Le 14 mars 1985, l’occasion se présenta. Après une visite dans la région de Hermel où il célébra la messe pour un groupe de religieuses, pressé de retourner à Barqa, il emprunta la route qui traversait les deux villages mixtes de Nabha et Qaddâm, qu’il déconseillait en général à ses visiteurs. C’est sur cette route qu’il tomba dans une embuscade et fut arrêté, torturé et assassiné. Le lecteur de la biographie en sera surpris, même 40 ans après le crime. Après des journées de recherche, son corps, en état de décomposition avancée, fut remonté d’un gouffre de la région où il avait été descendu mort, mais les mains liées, à l’aide d’une corde. Le médecin-légiste fixa la mort au 14 mars, jour de sa disparition. Ses funérailles furent célébrées le 3 avril 1985 au couvent des pères jésuites à Taanayel. Sa dépouille repose dans le cimetière du couvent.
L’enfer à l’œuvre
Le sadisme dont firent preuve ses tortionnaires et assassins suffit à prouver que les hommes n’avaient pas été les seuls à l’œuvre, mais que l’enfer s’y était mis. Dans son travail pastoral, le père Nicolas avait lui-même discerné par moments des anomalies qu’il attribua à des «esprits impurs». Il raconte par exemple qu’un jour, au cours d’un baptême, la vitre d’une fenêtre ouverte par un brusque coup de vent, s’était brisée «lorsqu’il avait ordonné d’expulser le Satan».

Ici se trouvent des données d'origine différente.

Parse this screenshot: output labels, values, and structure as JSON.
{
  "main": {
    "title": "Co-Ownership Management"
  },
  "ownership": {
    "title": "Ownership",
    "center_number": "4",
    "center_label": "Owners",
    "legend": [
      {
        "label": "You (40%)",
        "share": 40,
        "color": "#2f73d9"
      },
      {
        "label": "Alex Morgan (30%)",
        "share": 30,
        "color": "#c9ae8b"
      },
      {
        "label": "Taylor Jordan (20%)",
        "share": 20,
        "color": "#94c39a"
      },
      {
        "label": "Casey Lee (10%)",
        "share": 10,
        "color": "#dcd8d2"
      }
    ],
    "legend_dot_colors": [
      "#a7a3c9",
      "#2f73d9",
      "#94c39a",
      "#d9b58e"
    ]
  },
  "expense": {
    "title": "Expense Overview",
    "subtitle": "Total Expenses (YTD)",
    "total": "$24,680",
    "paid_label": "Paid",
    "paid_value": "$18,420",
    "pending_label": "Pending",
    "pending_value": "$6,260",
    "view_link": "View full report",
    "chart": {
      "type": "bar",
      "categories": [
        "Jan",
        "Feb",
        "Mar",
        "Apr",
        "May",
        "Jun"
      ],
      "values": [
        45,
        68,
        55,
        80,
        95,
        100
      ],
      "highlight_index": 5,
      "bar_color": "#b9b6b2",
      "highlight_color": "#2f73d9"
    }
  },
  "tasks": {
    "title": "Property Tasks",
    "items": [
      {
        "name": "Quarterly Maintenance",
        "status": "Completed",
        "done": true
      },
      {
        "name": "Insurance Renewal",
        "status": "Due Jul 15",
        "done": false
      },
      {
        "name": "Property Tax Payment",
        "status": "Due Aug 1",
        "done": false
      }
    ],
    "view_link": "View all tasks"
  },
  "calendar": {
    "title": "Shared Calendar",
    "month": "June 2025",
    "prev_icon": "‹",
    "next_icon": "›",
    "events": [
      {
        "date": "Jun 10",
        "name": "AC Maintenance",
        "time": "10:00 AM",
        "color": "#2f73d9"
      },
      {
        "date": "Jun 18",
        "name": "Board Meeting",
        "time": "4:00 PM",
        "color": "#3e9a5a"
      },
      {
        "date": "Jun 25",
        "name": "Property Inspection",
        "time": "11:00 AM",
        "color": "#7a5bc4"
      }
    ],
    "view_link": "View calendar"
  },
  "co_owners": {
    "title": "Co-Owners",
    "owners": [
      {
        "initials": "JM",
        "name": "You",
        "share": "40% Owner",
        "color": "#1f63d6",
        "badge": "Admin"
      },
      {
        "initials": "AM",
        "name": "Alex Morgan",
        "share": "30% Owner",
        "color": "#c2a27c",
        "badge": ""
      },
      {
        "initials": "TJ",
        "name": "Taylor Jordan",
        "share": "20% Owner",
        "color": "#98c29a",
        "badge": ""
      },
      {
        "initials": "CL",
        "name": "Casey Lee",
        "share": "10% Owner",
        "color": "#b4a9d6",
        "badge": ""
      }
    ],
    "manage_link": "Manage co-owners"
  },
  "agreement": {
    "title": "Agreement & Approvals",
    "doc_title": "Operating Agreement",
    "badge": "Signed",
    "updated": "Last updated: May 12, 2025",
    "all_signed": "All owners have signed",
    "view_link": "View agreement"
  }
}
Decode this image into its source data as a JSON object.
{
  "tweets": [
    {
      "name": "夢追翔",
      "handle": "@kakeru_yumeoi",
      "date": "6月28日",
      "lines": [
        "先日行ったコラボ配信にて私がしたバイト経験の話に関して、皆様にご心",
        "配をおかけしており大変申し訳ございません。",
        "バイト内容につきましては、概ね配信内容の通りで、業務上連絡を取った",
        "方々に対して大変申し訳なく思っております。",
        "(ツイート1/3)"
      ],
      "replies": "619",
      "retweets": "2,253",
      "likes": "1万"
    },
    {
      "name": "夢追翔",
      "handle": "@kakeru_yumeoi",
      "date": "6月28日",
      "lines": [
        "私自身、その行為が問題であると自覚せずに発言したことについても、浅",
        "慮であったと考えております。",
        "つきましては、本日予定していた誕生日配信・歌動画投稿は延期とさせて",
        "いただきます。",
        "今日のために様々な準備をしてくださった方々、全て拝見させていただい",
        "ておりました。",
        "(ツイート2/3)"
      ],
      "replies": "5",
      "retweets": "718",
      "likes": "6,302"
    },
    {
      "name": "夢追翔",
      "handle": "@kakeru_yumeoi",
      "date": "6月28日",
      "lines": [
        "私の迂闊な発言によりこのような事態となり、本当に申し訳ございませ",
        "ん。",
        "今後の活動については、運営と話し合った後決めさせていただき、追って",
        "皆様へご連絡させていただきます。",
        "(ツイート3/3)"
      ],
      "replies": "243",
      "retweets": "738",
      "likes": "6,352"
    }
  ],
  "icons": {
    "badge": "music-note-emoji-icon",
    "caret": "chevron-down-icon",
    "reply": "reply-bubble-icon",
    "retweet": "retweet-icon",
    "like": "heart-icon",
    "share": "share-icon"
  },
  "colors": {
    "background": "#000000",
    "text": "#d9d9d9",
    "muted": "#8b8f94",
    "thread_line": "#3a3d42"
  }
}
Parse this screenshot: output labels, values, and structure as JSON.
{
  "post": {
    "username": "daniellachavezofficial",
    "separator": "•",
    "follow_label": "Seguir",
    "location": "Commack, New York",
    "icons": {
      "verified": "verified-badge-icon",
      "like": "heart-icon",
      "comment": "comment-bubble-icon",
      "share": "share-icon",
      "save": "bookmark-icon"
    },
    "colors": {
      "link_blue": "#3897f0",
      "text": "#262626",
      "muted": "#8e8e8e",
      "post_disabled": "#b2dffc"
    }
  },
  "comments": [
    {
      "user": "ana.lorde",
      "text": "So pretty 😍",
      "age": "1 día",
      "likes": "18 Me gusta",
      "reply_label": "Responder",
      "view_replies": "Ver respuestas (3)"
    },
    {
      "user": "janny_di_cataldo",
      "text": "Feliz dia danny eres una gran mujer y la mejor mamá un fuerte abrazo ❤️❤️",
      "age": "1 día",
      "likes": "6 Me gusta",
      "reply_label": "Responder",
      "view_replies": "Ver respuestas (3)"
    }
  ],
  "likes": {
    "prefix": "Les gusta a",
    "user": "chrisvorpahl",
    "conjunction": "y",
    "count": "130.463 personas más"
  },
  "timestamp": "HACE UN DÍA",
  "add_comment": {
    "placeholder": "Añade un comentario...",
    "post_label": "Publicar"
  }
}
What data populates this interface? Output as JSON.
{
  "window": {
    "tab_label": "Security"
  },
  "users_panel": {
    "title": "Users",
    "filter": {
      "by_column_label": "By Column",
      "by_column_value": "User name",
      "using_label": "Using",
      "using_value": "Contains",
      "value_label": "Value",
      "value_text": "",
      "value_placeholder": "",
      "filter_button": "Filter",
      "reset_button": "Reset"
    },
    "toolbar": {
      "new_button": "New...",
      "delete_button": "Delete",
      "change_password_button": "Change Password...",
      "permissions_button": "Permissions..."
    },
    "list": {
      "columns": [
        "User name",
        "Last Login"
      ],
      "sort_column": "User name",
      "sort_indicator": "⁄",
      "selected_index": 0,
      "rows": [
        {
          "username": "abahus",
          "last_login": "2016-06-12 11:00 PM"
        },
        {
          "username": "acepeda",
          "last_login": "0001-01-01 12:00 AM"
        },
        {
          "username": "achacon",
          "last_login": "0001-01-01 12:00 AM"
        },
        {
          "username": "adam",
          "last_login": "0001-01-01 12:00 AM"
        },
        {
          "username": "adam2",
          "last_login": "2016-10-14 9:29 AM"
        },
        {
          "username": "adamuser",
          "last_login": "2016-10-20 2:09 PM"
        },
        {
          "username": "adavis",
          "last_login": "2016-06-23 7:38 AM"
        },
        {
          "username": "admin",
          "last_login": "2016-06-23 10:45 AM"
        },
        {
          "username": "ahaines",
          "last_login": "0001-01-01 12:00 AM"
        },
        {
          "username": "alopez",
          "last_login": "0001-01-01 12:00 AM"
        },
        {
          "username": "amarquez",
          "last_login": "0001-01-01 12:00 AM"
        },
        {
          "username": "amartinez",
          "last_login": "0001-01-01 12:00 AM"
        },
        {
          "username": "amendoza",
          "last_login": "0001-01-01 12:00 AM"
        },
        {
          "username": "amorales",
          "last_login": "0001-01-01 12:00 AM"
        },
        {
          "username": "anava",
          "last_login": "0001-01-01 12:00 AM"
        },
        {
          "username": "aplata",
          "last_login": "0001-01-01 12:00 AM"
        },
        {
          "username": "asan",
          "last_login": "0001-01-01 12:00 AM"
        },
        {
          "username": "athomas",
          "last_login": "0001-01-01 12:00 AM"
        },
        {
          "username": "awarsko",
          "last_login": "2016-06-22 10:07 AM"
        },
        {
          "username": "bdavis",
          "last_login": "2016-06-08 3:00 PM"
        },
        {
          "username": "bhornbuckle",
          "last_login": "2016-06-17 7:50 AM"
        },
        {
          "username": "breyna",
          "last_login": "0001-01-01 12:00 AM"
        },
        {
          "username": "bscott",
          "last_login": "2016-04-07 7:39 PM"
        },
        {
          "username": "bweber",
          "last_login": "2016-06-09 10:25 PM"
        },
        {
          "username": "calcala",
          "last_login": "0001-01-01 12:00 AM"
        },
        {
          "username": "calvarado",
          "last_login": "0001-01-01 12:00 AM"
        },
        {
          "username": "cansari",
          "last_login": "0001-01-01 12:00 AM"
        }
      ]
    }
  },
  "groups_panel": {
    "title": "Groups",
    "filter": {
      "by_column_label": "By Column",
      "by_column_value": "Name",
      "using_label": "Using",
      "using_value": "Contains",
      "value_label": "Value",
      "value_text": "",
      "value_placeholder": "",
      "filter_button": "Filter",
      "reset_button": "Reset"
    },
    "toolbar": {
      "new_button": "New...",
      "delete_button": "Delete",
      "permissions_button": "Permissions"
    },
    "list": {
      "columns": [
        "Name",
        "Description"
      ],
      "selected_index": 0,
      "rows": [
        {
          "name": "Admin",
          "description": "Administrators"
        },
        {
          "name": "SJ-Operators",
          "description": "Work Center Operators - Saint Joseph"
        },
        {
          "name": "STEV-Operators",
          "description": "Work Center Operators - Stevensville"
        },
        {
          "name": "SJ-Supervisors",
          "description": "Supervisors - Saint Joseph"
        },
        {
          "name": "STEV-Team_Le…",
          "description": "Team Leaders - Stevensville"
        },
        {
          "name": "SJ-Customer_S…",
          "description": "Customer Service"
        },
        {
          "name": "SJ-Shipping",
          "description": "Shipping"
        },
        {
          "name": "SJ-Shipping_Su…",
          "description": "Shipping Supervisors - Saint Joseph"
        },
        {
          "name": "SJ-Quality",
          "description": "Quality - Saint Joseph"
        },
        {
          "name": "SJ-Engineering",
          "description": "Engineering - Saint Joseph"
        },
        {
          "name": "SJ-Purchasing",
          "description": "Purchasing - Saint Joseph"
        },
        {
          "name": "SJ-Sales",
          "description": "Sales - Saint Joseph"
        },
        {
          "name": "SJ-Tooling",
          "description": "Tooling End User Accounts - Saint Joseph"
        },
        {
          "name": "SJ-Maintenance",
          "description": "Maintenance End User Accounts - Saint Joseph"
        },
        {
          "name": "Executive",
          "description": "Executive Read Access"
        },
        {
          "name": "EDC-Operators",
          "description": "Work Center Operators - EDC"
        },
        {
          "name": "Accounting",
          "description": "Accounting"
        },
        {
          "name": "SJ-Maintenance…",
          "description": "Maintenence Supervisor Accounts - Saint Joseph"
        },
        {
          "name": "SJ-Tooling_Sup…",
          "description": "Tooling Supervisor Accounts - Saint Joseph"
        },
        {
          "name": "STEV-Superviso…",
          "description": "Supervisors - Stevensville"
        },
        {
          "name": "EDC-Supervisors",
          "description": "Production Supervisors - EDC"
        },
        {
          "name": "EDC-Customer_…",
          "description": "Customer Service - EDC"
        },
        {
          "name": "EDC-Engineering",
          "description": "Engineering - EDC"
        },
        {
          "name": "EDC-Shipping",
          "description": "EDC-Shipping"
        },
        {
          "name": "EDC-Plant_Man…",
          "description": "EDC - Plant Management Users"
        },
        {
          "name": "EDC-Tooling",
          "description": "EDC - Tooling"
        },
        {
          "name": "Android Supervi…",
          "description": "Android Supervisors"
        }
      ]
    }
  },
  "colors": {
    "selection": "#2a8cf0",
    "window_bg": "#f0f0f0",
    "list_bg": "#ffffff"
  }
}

À deux ou trois reprises dans sa vie, le père Nicolas avait ressenti une angoisse diffuse en se sentant comme englouti dans un gouffre. Il n’est plus là pour le dire, mais le fait que son corps ait été remonté d’un gouffre, n’est probablement pas un détail insignifiant. Toute vie chrétienne a sa part de combat spirituel contre l’Adversaire, son agonie, son jardin des Oliviers.
Nous possédons à ce sujet un extraordinaire témoignage du grand reporter de guerre français, Jean-Claude Guillebaud. Dans son ouvrage Comment je suis redevenu chrétien, ce dernier raconte comment, en couvrant la guerre du Liban, il fut confronté «à la question du Mal» (écrit pas lui avec un M majuscule), à cause du «cortège funèbre des massacres», accompagnant le conflit. Pour lui, ces massacres étaient le signe d’une «jubilation barbare qui ne relevait pas de la seule passion idéologique ou religieuse».
Officiellement, le corps du père Kluiters fut formellement identifié par son dentiste, le Dr Sleïman Khnaisser, qui le reconnut aux soins dentaires qu’il lui avait administrés à la mâchoire inférieure. Le médecin-légiste affirma qu’il n’avait jamais vu, de sa carrière, un corps «si affreusement traité». À part les coups, il parla d’étranglement et d’égorgement. L’acharnement de ses tortionnaires sur le corps du père Nicolas Kluiters, est un éclatant exemple du genre d’horreurs démoniaques ayant marqué la guerre civile du Liban.